The legacy Great Expectations Airflow Provider accepted a conn_id argument, which would attempt to retrieve credentials from other Airflow provider Connections. That logic is now available as provider-specific functions in great_expectations_provider.common.external_connections, and can be used when configuring your Great Expectations data source within the configure_batch_definition or configure_checkpoint function.

Here is an example that uses the build_snowflake_key_connection function to connect to Snowflake using a private key.
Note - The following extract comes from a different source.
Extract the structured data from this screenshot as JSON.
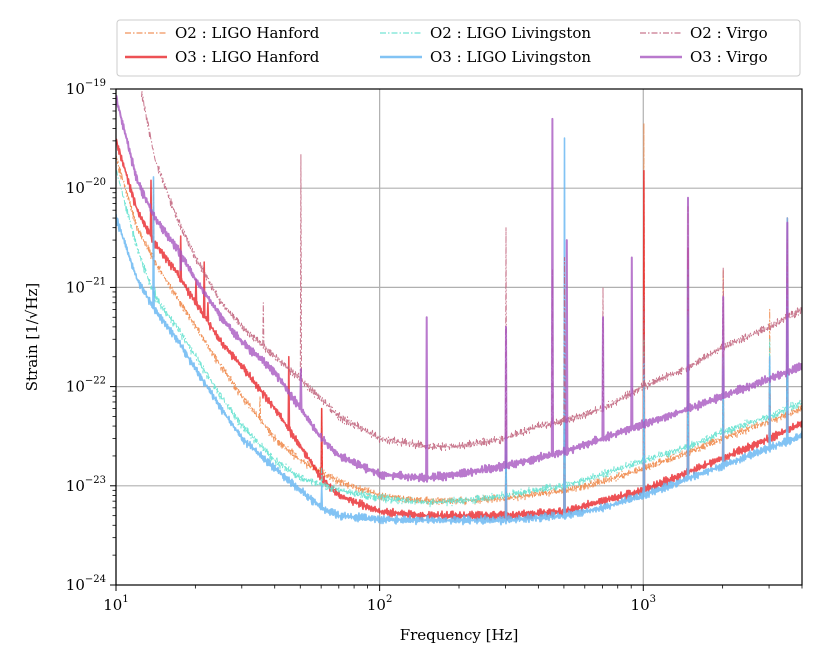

from great_expectations_provider.operators.validate_batch import GXValidateBatchOperator
from great_expectations_provider.common.external_connections import (
   build_snowflake_key_connection
)

import great_expectations as gx
from great_expectations.core.batch_definition import BatchDefinition
from great_expectations.data_context import AbstractDataContext


def my_batch_definition_function(context: AbstractDataContext) -> BatchDefinition:
   snowflake_config = build_snowflake_key_connection(conn_id="snowflake_conn_id")
   return (
      context.data_sources.add_snowflake(
         name="snowflake sandbox",
         account=snowflake_config.account,
         user=snowflake_config.user,
         role=snowflake_config.role,
         password="<PLACEHOLDER PASSWORD>",  # must be provided to pass validation but will be ignored
         warehouse=snowflake_config.warehouse,
         database=snowflake_config.database,
         schema=snowflake_config.schema,
         kwargs={"private_key": snowflake_config.private_key},
      )
      .add_table_asset(name="<SCHEMA.TABLE>", table_name="<TABLE_NAME>")
      .add_batch_definition_whole_table(  # you can also batch by year, month, or day here
         name="Whole Table Batch Definition"
      )
   )


my_expectations = gx.ExpectationSuite(
   name="<SUITE_NAME>",
   expectations=[
      # define expectations
   ],
)

my_batch_operator = GXValidateBatchOperator(
   task_id="my_batch_operator",
   configure_batch_definition=my_batch_definition_function,
   expect=my_expectations,
   context_type="ephemeral",
)